Summary of Recommendations:
Legislature
To support CDPH’s efforts to efficiently contact families and monitor lead test results, the Legislature should amend state law to require laboratories to report contact information and unique identifiers with children’s lead test results.
DHCS
Because of the severe and potentially permanent damage that lead exposure can cause in children, DHCS should do the following:
- Prioritize its effort to adopt a performance standard for lead tests and ensure that this standard is specifically designed to monitor its success in meeting the State’s requirements for the lead testing of one‑ and two‑year‑old children.
- Incorporate into its contracts with managed care plans a requirement that the plans identify each month all children without records of required lead tests and remind the responsible health care providers of the need to test those children.
CDPH
To identify the highest priority geographical areas for using resources to alleviate lead exposure among children, CDPH should immediately complete and publicize an analysis of high‑risk areas throughout the State.
To ensure that local prevention programs’ outreach results in a reduced number of children with lead poisoning, CDPH either should require local prevention programs to demonstrate the effectiveness of their outreach or should analyze the cost‑effectiveness of approaches such as proactive abatement and require the local prevention programs to replace or augment their outreach to the extent that resources allow.

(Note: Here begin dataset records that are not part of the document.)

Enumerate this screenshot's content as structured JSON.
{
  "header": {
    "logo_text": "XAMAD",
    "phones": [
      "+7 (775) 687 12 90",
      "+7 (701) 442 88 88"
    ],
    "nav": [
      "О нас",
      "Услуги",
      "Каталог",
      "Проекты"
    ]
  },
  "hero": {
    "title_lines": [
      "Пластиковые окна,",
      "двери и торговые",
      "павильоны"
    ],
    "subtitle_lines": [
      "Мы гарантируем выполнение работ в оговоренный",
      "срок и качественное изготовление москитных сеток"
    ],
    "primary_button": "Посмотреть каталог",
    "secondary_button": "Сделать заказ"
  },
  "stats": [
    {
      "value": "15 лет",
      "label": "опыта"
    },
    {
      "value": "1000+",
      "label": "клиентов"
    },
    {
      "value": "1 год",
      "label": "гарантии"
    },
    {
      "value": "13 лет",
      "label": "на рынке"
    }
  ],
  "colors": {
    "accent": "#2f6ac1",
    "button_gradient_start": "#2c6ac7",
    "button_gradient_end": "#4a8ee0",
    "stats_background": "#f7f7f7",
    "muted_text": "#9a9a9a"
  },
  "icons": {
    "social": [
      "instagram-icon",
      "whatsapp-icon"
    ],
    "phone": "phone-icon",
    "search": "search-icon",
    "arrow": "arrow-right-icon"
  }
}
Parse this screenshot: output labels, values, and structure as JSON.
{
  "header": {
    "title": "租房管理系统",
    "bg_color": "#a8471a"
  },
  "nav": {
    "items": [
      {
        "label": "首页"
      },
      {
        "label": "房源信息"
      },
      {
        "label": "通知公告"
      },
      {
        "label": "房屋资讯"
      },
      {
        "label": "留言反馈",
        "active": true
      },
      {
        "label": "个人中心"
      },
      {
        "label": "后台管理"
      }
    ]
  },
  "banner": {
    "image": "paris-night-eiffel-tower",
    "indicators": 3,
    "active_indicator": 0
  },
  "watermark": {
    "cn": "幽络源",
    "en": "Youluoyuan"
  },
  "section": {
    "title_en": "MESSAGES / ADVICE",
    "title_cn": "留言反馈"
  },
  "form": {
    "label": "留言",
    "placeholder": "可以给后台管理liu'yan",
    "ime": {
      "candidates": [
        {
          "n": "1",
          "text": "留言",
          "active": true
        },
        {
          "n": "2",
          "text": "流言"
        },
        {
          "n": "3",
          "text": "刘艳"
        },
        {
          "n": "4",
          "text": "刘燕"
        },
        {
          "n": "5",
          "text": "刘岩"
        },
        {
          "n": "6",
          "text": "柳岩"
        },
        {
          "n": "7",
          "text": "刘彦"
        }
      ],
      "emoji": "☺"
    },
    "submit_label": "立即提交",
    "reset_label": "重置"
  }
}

To better ensure that children with lead poisoning are identified and treated, CDPH should prioritize meeting legislative requirements, including updating the factors health care providers use to determine whether children are at risk of lead exposure.
To ensure a more equitable distribution of resources for treating children with lead poisoning, CDPH should update its allocation formula to take into account the most recent data for the number of children with lead poisoning in each jurisdiction.
Agency Comments
DHCS agrees with our recommendations, but its approach for implementing certain recommendations does not fully address the related findings. CDPH agreed or partially agreed with most of our recommendations. However, its proposed implementation plan does not sufficiently address several concerns described in our report.